Six sections constituent l'exposition «Alsace, rêver la Province perdue » :
La première section interroge les représentations pittoresques alsaciennes qui ont éclos avant la guerre de 1870, dès les années 1850-1860. Le développement du tourisme est alors possible grâce aux progrès récents du chemin de fer. Quant aux expositions internationales et universelles, elles permettent de diffuser les éléments du pittoresque, à commencer par le costume, et sans omettre les symboles provinciaux (cigogne cathédrale, colombage, choucroute, coiffe...). On y découvre enfin la vision intime de l'Alsace de Jean-Jacques Henner. Lors de son retour au pays natal, l'artiste représente ses proches restés sur place en dessinant les paysages locaux. Ces mêmes paysages qu'il reproduira ensuite de mémoire dans son atelier parisien.
Le seconde section s'attarde sur la construction de l'image de la province perdue. Les états d'âme entrainés par la perte de l'Alsace-Lorraine sont abordés à travers la représentation spectaculaire de la guerre de 1870, « La charge de Reichshoffen » d'Edouard Detaille. Une fois le deuil de « la petite patrie » effectué, surviennent successivement le sentiment de résistance à l'envahisseur puis l'entretien du souvenir par l'espoir du retour de ces provinces dans le giron national.
La troisième section s'intéresse aux réseaux de sociabilité des Alsaciens de Paris (qu'ils soient politiques, financiers, économiques ou artistiques), entités que l'on retrouve à l'Ecole alsacienne, dans les brasseries où l'on peut lire les journaux alsaciens, pour le traditionnel Arbre de Noël des Alsaciens-Lorrains de Paris ou lors du fleurissement de la statue de Strasbourg, place de la Concorde.
La quatrième section aborde la question de la notion de revanche qui anime l'opinion d'une partie de la population. Un état d'esprit (d'abord sentiment patriotique, puis pur revanchisme) qui fluctue en fonction des crises politiques traversées durant la jeune Troisième République.
La cinquième section consiste en une salle dite « Autel alsacien », consacrée à la diffusion de la province perdue dans la culture populaire au moyen d'oeuvres reproduites en série ou des objets décoratifs, objets de la vie quotidienne (presse, cartes postales, publicité...) et des jeux-jouets et ouvrages scolaires.

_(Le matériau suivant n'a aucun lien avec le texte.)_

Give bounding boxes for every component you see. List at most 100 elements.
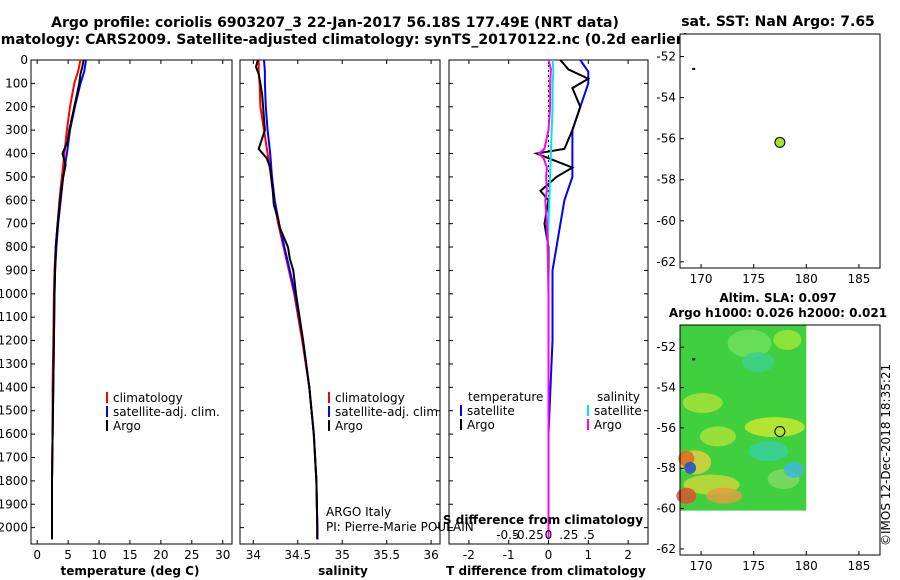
- difference-xtick-label: 1: [584, 548, 592, 562]
- difference-salinity-legend-label: Argo: [594, 418, 622, 432]
- sst-map-ytick-label: -60: [656, 214, 676, 228]
- temperature-ytick-label: 1000: [0, 287, 28, 301]
- temperature-ytick-label: 500: [5, 170, 28, 184]
- temperature-xtick-label: 25: [184, 548, 199, 562]
- temperature-ytick-label: 900: [5, 263, 28, 277]
- sst-map-coast-mark: [692, 67, 696, 70]
- temperature-xtick-label: 15: [122, 548, 137, 562]
- difference-panel: -2 -1 0 1 2-0.5-0.25 0.25.5temperaturesatelli…: [448, 59, 649, 562]
- sla-map-title-2: Argo h1000: 0.026 h2000: 0.021: [669, 306, 887, 320]
- temperature-legend-label: Argo: [113, 419, 141, 433]
- temperature-legend-label: climatology: [113, 391, 183, 405]
- difference-x2tick-label: 0: [545, 528, 553, 542]
- salinity-legend-label: climatology: [335, 391, 405, 405]
- temperature-ytick-label: 600: [5, 193, 28, 207]
- imos-credit: ©IMOS 12-Dec-2018 18:35:21: [879, 364, 893, 546]
- difference-xtick-label: -1: [503, 548, 515, 562]
- difference-series-salinity-argo: [537, 59, 552, 540]
- salinity-frame: [239, 59, 441, 545]
- sst-map-xtick-label: 180: [795, 272, 818, 286]
- difference-x2tick-label: -0.5: [496, 528, 519, 542]
- temperature-ytick-label: 1600: [0, 427, 28, 441]
- difference-temperature-legend-label: satellite: [467, 404, 515, 418]
- sla-map-ytick-label: -54: [656, 381, 676, 395]
- salinity-legend-label: Argo: [335, 419, 363, 433]
- sla-map-anomaly-patch: [699, 426, 736, 447]
- sst-map-xtick-label: 185: [847, 272, 870, 286]
- temperature-ytick-label: 0: [20, 53, 28, 67]
- salinity-xtick-label: 34: [246, 548, 261, 562]
- temperature-ytick-label: 1100: [0, 310, 28, 324]
- temperature-ytick-label: 1400: [0, 380, 28, 394]
- temperature-ytick-label: 800: [5, 240, 28, 254]
- sst-map-ytick-label: -52: [656, 50, 676, 64]
- sla-map-anomaly-patch: [783, 461, 804, 478]
- sst-map-argo-float-marker: [774, 136, 786, 148]
- sla-map-xtick-label: 180: [795, 559, 818, 573]
- temperature-ytick-label: 200: [5, 100, 28, 114]
- difference-temperature-legend-label: Argo: [467, 418, 495, 432]
- difference-legend-salinity-title: salinity: [597, 390, 640, 404]
- difference-x2tick-label: .25: [559, 528, 578, 542]
- salinity-xtick-label: 34.5: [284, 548, 311, 562]
- sla-map-frame: [679, 324, 881, 556]
- title-line-2: Climatology: CARS2009. Satellite-adjuste…: [0, 32, 689, 48]
- temperature-ytick-label: 700: [5, 217, 28, 231]
- t-difference-xlabel: T difference from climatology: [446, 564, 646, 578]
- s-difference-label: S difference from climatology: [443, 513, 643, 527]
- sla-map-anomaly-patch: [727, 329, 772, 358]
- sla-map-anomaly-patch: [744, 417, 805, 438]
- sla-map-ytick-label: -62: [656, 542, 676, 556]
- temperature-xtick-label: 5: [64, 548, 72, 562]
- sla-map-anomaly-patch: [773, 329, 802, 350]
- temperature-panel: 0 5 10 15 20 25 300100200300400500600700800900…: [0, 53, 233, 562]
- sst-map-ytick-label: -62: [656, 255, 676, 269]
- salinity-xlabel: salinity: [318, 564, 368, 578]
- sla-map-ytick-label: -56: [656, 421, 676, 435]
- salinity-legend-label: satellite-adj. clim.: [335, 405, 442, 419]
- temperature-frame: [30, 59, 233, 545]
- temperature-xlabel: temperature (deg C): [61, 564, 200, 578]
- temperature-series-argo: [51, 59, 85, 540]
- difference-salinity-legend-label: satellite: [594, 404, 642, 418]
- temperature-ytick-label: 2000: [0, 521, 28, 535]
- salinity-panel: 34 34.5 35 35.5 36 climatologysatellite-adj. …: [239, 59, 442, 562]
- sla-map-ytick-label: -58: [656, 461, 676, 475]
- salinity-xtick-label: 35: [335, 548, 350, 562]
- difference-xtick-label: 2: [624, 548, 632, 562]
- difference-xtick-label: 0: [545, 548, 553, 562]
- sla-map-title-1: Altim. SLA: 0.097: [719, 291, 836, 305]
- sst-map-ytick-label: -58: [656, 173, 676, 187]
- sst-map-ytick-label: -56: [656, 132, 676, 146]
- sla-map-anomaly-patch: [742, 352, 775, 373]
- temperature-xtick-label: 20: [153, 548, 168, 562]
- temperature-legend-label: satellite-adj. clim.: [113, 405, 220, 419]
- sst-map-background: [680, 34, 880, 268]
- temperature-ytick-label: 1200: [0, 334, 28, 348]
- temperature-ytick-label: 300: [5, 123, 28, 137]
- sst-map-ytick-label: -54: [656, 91, 676, 105]
- sla-map-anomaly-patch: [682, 392, 723, 413]
- sla-map-anomaly-patch: [684, 461, 697, 474]
- sla-map-coast-mark: [692, 358, 696, 361]
- sst-map-frame: [679, 33, 881, 269]
- sla-map-xtick-label: 175: [742, 559, 765, 573]
- difference-xtick-label: -2: [463, 548, 475, 562]
- title-line-1: Argo profile: coriolis 6903207_3 22-Jan-…: [51, 15, 619, 31]
- sst-map-xtick-label: 170: [690, 272, 713, 286]
- salinity-xtick-label: 35.5: [373, 548, 400, 562]
- sla-map-panel: 170 175 180 185 -52 -54 -56 -58 -60 -62: [656, 324, 881, 573]
- temperature-ytick-label: 1300: [0, 357, 28, 371]
- sla-map-anomaly-patch: [706, 487, 743, 504]
- temperature-ytick-label: 1500: [0, 404, 28, 418]
- sla-map-argo-float-marker: [774, 426, 786, 438]
- salinity-xtick-label: 36: [423, 548, 438, 562]
- sla-map-xtick-label: 185: [847, 559, 870, 573]
- difference-x2tick-label: .5: [583, 528, 594, 542]
- temperature-xtick-label: 0: [33, 548, 41, 562]
- sst-map-xtick-label: 175: [742, 272, 765, 286]
- temperature-ytick-label: 100: [5, 76, 28, 90]
- sla-map-xtick-label: 170: [690, 559, 713, 573]
- sla-map-anomaly-patch: [676, 487, 697, 504]
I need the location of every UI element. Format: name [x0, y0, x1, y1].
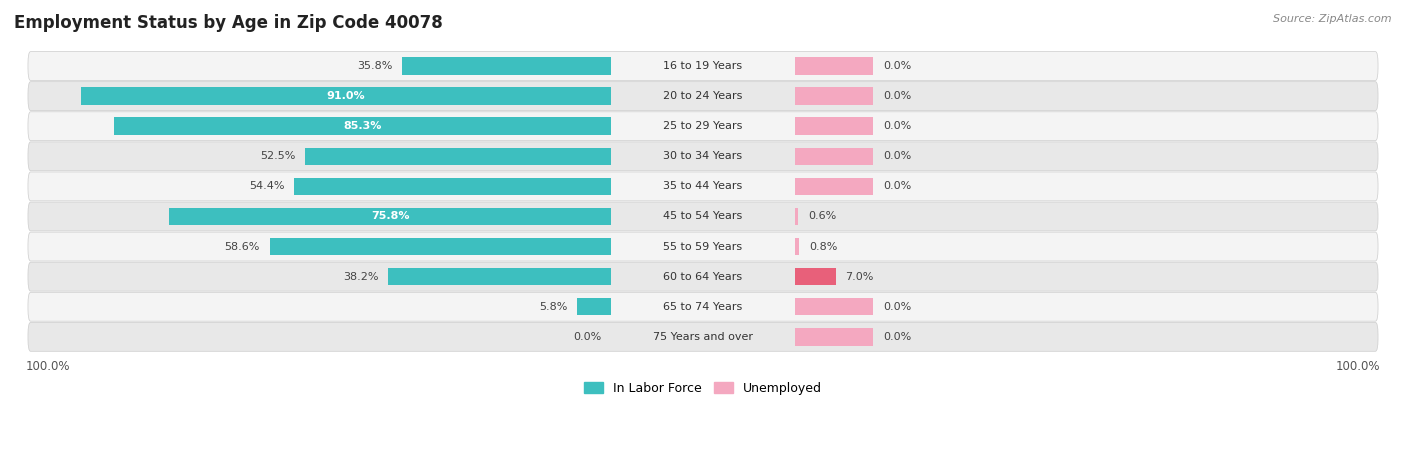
Bar: [388, 268, 612, 285]
Text: 5.8%: 5.8%: [540, 302, 568, 312]
Text: 75.8%: 75.8%: [371, 212, 409, 221]
Text: 16 to 19 Years: 16 to 19 Years: [664, 61, 742, 71]
Text: 85.3%: 85.3%: [343, 121, 382, 131]
FancyBboxPatch shape: [28, 172, 1378, 201]
Bar: [794, 238, 800, 255]
Bar: [294, 178, 612, 195]
Text: 60 to 64 Years: 60 to 64 Years: [664, 272, 742, 282]
Text: 0.0%: 0.0%: [883, 332, 911, 342]
Bar: [794, 268, 835, 285]
Text: 65 to 74 Years: 65 to 74 Years: [664, 302, 742, 312]
FancyBboxPatch shape: [28, 112, 1378, 141]
Text: Employment Status by Age in Zip Code 40078: Employment Status by Age in Zip Code 400…: [14, 14, 443, 32]
Bar: [794, 178, 873, 195]
FancyBboxPatch shape: [28, 142, 1378, 171]
FancyBboxPatch shape: [28, 52, 1378, 81]
Text: 0.0%: 0.0%: [883, 121, 911, 131]
Bar: [794, 117, 873, 135]
Text: 0.8%: 0.8%: [810, 242, 838, 252]
Text: 52.5%: 52.5%: [260, 151, 295, 161]
Bar: [794, 87, 873, 105]
Text: 0.0%: 0.0%: [883, 302, 911, 312]
FancyBboxPatch shape: [28, 292, 1378, 321]
Text: 30 to 34 Years: 30 to 34 Years: [664, 151, 742, 161]
Text: 58.6%: 58.6%: [225, 242, 260, 252]
FancyBboxPatch shape: [28, 262, 1378, 291]
Legend: In Labor Force, Unemployed: In Labor Force, Unemployed: [579, 377, 827, 400]
Text: 25 to 29 Years: 25 to 29 Years: [664, 121, 742, 131]
Bar: [794, 208, 799, 225]
Text: 0.0%: 0.0%: [883, 91, 911, 101]
Bar: [578, 298, 612, 315]
Text: 20 to 24 Years: 20 to 24 Years: [664, 91, 742, 101]
Bar: [80, 87, 612, 105]
Bar: [794, 298, 873, 315]
Bar: [169, 208, 612, 225]
Text: 7.0%: 7.0%: [845, 272, 873, 282]
Bar: [305, 148, 612, 165]
Bar: [794, 57, 873, 75]
Bar: [114, 117, 612, 135]
FancyBboxPatch shape: [28, 232, 1378, 261]
FancyBboxPatch shape: [28, 202, 1378, 231]
Text: 35 to 44 Years: 35 to 44 Years: [664, 181, 742, 191]
Text: 75 Years and over: 75 Years and over: [652, 332, 754, 342]
FancyBboxPatch shape: [28, 322, 1378, 351]
FancyBboxPatch shape: [28, 82, 1378, 111]
Text: 0.0%: 0.0%: [883, 151, 911, 161]
Text: 0.0%: 0.0%: [883, 61, 911, 71]
Text: 0.0%: 0.0%: [574, 332, 602, 342]
Text: 38.2%: 38.2%: [343, 272, 378, 282]
Text: Source: ZipAtlas.com: Source: ZipAtlas.com: [1274, 14, 1392, 23]
Text: 0.6%: 0.6%: [808, 212, 837, 221]
Text: 55 to 59 Years: 55 to 59 Years: [664, 242, 742, 252]
Text: 91.0%: 91.0%: [326, 91, 366, 101]
Text: 45 to 54 Years: 45 to 54 Years: [664, 212, 742, 221]
Text: 54.4%: 54.4%: [249, 181, 284, 191]
Text: 35.8%: 35.8%: [357, 61, 392, 71]
Bar: [794, 148, 873, 165]
Bar: [794, 328, 873, 346]
Bar: [402, 57, 612, 75]
Text: 0.0%: 0.0%: [883, 181, 911, 191]
Bar: [270, 238, 612, 255]
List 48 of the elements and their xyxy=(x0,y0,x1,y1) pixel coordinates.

La sixième section est dédiée à Jean-Jacques Henner, l'enfant de Bernwiller. Malgré une carrière effectuée essentiellement à Paris, l'artiste maintiendra un lien constant avec son pays natal. Et de rentrer un à deux mois par an en Alsace pour s'y régénérer, lui qui avait été si affecté par l'annexion de sa province.
INFOS PRATIQUES :
Exposition « Alsace, Rêver la Province perdue 1870-1914 », jusqu'au 7 février 2022, au Musée national Jean-Jacques Henner, 43 Avenue de Villiers, à Paris (17è). https://musee-henner.fr
Catalogue « Alsace. Rêver la province perdue. 1871-1914 », 272 pages, 180 illustrations, 35€.